Venables’ score is a fun stylistic fantasy, with folk elements, jazzy turns of phrase and Baroque instrumentation. He makes a restraint similar to Benjamin’s, and frankly, to comic effect, when he is at his most cautious: An episode near the beginning narrates the “ritual” of cruising, building toward a climax of “happiness communion” and the exchange. something lewd that won’t be repeated here, before the music fades quickly to a piano. Richard Strauss of “Der Rosenkavalier” and “Symphonia Domestica” would be proud.
Throughout the show, no actor is easy to portray, as no actor has a defined role. This approach to theater production, where each performer is integral to the whole, is particularly suited to the spirit of Mitchell’s book and its roots in his time at the Lavender Hill commune for gay men and lesbians in the upstate New York.
But some of the performers are given a brighter spotlight. The musical direction of Yshani Perinpanayagam, a nimble instrumentalist, brings the group together at key moments.
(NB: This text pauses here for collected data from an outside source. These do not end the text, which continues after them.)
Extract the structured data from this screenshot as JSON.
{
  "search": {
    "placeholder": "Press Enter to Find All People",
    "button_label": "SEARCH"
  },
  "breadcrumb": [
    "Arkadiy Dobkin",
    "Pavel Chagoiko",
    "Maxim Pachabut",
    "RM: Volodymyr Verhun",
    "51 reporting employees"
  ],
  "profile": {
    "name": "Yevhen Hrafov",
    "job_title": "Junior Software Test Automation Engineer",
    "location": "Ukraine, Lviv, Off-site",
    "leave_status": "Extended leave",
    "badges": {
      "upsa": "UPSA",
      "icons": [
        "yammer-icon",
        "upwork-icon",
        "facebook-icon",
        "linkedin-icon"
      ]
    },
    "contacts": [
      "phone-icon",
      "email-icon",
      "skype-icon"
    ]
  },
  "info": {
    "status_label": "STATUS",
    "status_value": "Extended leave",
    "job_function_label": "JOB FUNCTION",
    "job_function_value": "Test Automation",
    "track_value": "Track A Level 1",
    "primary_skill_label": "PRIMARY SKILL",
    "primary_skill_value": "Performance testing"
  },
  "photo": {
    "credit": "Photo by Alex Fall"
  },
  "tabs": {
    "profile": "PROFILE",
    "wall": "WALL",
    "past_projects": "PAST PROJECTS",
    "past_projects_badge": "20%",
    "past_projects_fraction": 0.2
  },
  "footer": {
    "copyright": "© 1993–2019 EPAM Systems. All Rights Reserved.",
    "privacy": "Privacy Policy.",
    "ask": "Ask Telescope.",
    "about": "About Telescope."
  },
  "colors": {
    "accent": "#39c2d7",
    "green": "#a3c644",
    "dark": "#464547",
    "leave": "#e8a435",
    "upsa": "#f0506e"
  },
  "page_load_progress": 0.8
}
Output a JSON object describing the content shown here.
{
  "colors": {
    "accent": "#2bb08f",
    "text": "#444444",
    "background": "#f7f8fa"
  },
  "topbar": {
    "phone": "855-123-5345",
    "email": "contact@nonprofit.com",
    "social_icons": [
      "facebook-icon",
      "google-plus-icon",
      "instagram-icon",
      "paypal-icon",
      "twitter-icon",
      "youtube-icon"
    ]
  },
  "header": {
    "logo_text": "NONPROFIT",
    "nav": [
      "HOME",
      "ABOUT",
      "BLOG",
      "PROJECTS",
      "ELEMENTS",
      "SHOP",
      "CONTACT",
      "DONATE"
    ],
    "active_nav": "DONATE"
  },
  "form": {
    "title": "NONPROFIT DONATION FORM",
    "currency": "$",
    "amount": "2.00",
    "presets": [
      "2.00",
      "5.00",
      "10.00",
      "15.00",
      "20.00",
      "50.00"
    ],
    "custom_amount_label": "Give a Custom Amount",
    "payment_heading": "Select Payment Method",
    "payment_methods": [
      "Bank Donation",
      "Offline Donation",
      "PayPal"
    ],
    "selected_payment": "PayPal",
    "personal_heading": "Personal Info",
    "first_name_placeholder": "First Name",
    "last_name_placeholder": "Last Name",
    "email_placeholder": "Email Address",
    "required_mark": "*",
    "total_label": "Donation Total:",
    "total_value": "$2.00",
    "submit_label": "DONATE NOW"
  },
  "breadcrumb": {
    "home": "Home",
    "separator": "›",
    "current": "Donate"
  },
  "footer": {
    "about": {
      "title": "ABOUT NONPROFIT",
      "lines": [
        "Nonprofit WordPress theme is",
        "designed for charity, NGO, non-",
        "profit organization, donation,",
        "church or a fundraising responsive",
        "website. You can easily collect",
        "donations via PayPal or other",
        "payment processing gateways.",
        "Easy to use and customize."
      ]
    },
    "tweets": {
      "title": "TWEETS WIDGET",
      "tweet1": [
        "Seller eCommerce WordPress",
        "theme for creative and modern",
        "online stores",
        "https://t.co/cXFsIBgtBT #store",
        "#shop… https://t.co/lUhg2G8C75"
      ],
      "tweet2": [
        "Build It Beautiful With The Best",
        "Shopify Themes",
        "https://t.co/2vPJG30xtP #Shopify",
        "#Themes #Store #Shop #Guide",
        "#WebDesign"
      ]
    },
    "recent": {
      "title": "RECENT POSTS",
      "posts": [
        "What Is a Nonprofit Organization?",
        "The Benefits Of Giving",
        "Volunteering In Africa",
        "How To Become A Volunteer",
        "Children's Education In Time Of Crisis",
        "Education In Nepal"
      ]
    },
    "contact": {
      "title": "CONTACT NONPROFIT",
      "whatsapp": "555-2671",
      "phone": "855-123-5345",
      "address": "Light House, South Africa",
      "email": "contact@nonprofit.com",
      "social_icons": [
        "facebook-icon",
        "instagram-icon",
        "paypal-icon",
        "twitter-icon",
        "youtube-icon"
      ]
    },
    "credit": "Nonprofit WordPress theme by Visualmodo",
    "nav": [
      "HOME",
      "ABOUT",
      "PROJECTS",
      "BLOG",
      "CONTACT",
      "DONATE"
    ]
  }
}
Two of the narrators naturally stand out: Yandass, a dynamo of speech delivery and dance, and Kit Green, a presence at once charismatic, commanding and thoroughly comedic. Venable’s score is at its most patient showing the beauty of Deepa Johnny and Katherine Goforth’s voices, but also showing flashes of Collin Shay’s masterful countertenor (not to mention their talent on a keyboard).
That the performers are presented as such — a group of artists who share Mitchell’s fable rather than embody it, as they continue to break the fourth wall — also helps avoid some of the dated, peak-hippie politics. of the book. Venables and Huffman treat non-Masculine others as a universal concept that applies, very broadly, to anyone who is oppressed. But a passage warning against assimilation, of “the likeness of Men,” has a narrower focus. Mixing is a distinctly white, gay, bourgeois luxury; not for nothing is Pete Buttigieg the first openly queer person to have a shot at the American presidency.
But that contradiction, a dramaturgical wrinkle in an appropriately wrinkled show, lies at the heart of queerness as an unfinished project — still one in search of, if not Mitchell’s utopia, then a kind of post- liberation bliss. And that will take time.